This report originally published at defense.gov.
Defense Secretary James N. Mattis and Polish Defense Minister Mariusz Blaszczak met at the Pentagon yesterday to discuss mutual security issues and to reaffirm the defense relationship between their nations.
Before the meeting, the defense leaders recognized the prominent place that Polish Gen. Thaddeus Kosciuszko and U.S. President Woodrow Wilson hold, respectively, in U.S. and Polish history.
“The United States and Poland have a long-shared history of military cooperation and understanding,” Mattis said. “And across the Potomac, you can see the homage to this close relationship in Lafayette Square, where a statue of General Kosciuszko stands tall. And the inscription is what we remember there.

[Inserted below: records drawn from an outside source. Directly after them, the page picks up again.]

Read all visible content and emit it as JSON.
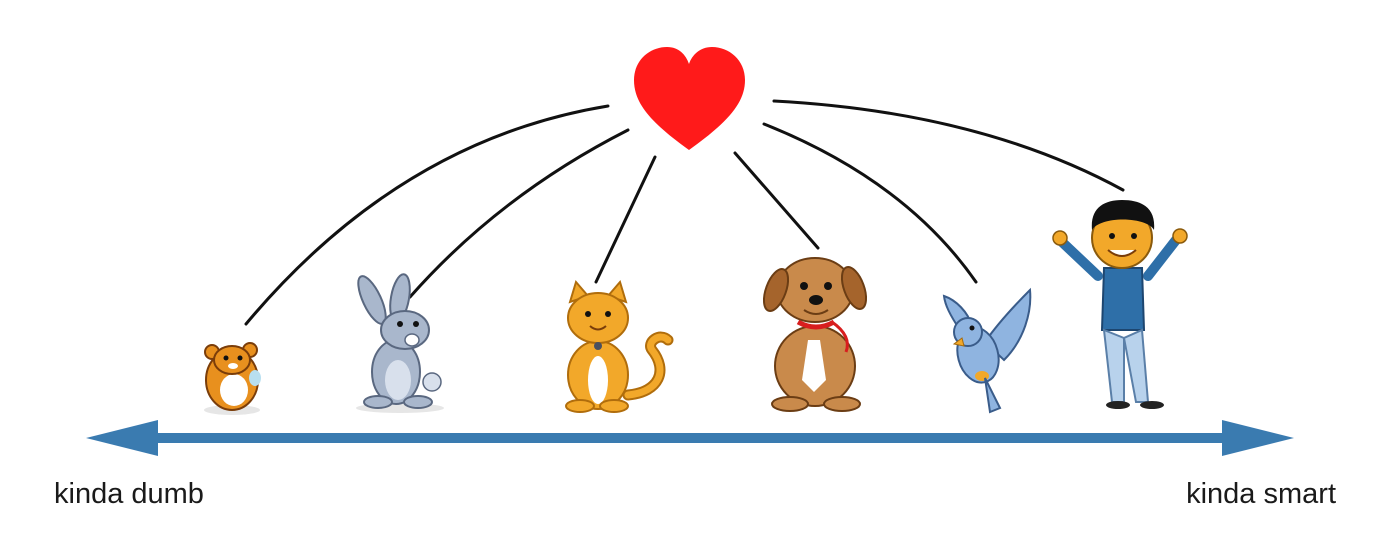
{
  "axis": {
    "left_label": "kinda dumb",
    "right_label": "kinda smart",
    "color": "#3a7bb0"
  },
  "heart": {
    "icon": "heart-icon",
    "color": "#ff1a1a"
  },
  "connector_color": "#111111",
  "figures": [
    {
      "name": "hamster",
      "icon": "hamster-icon",
      "color": "#e8901e"
    },
    {
      "name": "rabbit",
      "icon": "rabbit-icon",
      "color": "#a9b7cc"
    },
    {
      "name": "cat",
      "icon": "cat-icon",
      "color": "#f2a82a"
    },
    {
      "name": "dog",
      "icon": "dog-icon",
      "color": "#c98a4b"
    },
    {
      "name": "bird",
      "icon": "bird-icon",
      "color": "#8fb4e0"
    },
    {
      "name": "person",
      "icon": "person-icon",
      "color": "#2e6fa8"
    }
  ]
}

“Inscribed on that statue is, ‘And freedom shrieked, as Kosciuszko fell,’” the secretary continued, “and it reminds us of the critical role he played in our Revolutionary War — the role of leaders in protection of liberty and protection of freedom. And he did so, masterminding the victory at Saratoga in 1777 and then reinforcing the fortifications at West Point which, in those days, was a key choke point on the Hudson River.”

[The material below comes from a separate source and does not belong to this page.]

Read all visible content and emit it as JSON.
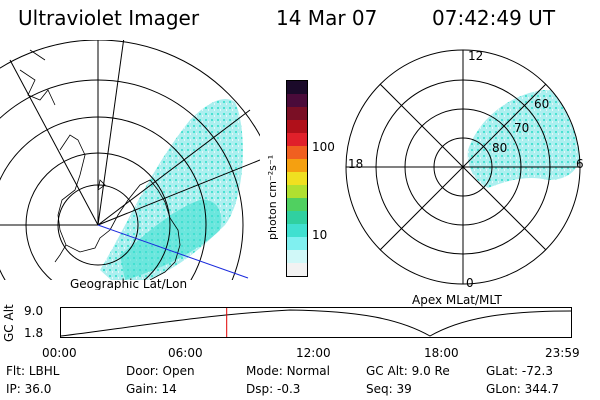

In 1918, Wilson reinforced America’s commitment to the Polish people’s freedom in his “Fourteen Points,” stating the need to guarantee, by international covenant, an independent Polish state, Mattis noted.
Today, the bond between the militaries and the people of the United States and Poland remains strong, Mattis said. He thanked Blaszczak for Poland’s continued hosting of U.S. and NATO forces, and for its contribution to the campaign to defeat the Islamic State of Iraq and Syria and to the Resolute Support mission in Afghanistan.

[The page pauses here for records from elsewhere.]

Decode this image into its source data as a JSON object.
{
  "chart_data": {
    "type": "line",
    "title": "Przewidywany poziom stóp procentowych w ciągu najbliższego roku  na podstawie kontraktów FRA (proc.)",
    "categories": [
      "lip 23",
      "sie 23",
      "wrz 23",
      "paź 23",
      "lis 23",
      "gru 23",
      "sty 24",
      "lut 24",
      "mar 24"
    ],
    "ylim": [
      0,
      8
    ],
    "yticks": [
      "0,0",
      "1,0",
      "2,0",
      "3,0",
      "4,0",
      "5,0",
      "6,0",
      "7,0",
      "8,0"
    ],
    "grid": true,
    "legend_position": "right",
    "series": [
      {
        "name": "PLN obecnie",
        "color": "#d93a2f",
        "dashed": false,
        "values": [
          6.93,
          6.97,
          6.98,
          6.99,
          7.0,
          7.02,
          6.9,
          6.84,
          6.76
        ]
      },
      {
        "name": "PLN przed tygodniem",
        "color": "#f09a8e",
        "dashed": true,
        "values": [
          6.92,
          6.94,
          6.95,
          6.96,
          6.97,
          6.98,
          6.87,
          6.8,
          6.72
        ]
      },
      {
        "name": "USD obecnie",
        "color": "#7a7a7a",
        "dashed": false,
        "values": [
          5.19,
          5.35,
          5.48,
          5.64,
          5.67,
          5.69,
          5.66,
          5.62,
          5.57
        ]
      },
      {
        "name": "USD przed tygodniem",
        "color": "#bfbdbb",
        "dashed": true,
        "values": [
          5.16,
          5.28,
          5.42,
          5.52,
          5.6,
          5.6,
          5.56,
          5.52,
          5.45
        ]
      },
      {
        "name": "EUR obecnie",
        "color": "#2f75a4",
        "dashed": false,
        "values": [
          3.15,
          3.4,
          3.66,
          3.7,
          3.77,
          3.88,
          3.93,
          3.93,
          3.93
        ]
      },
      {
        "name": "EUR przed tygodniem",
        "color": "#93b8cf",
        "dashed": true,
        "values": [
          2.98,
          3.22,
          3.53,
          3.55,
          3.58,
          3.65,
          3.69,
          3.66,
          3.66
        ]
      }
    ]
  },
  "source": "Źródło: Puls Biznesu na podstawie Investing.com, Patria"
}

“These contributions, along with your hosting of NATO’s 2016 summit in Warsaw, illustrate Poland’s deep commitment to collective security, a commitment that includes the purchase of a Patriot air and missile defense system last month,” Mattis said.
The secretary also saluted Poland’s commitment to reach a defense spending level of 2.5 percent of its gross domestic product by 2030, exceeding the pledge to spend at least 2 percent that NATO nations made at the alliance’s 2014 summit in Wales.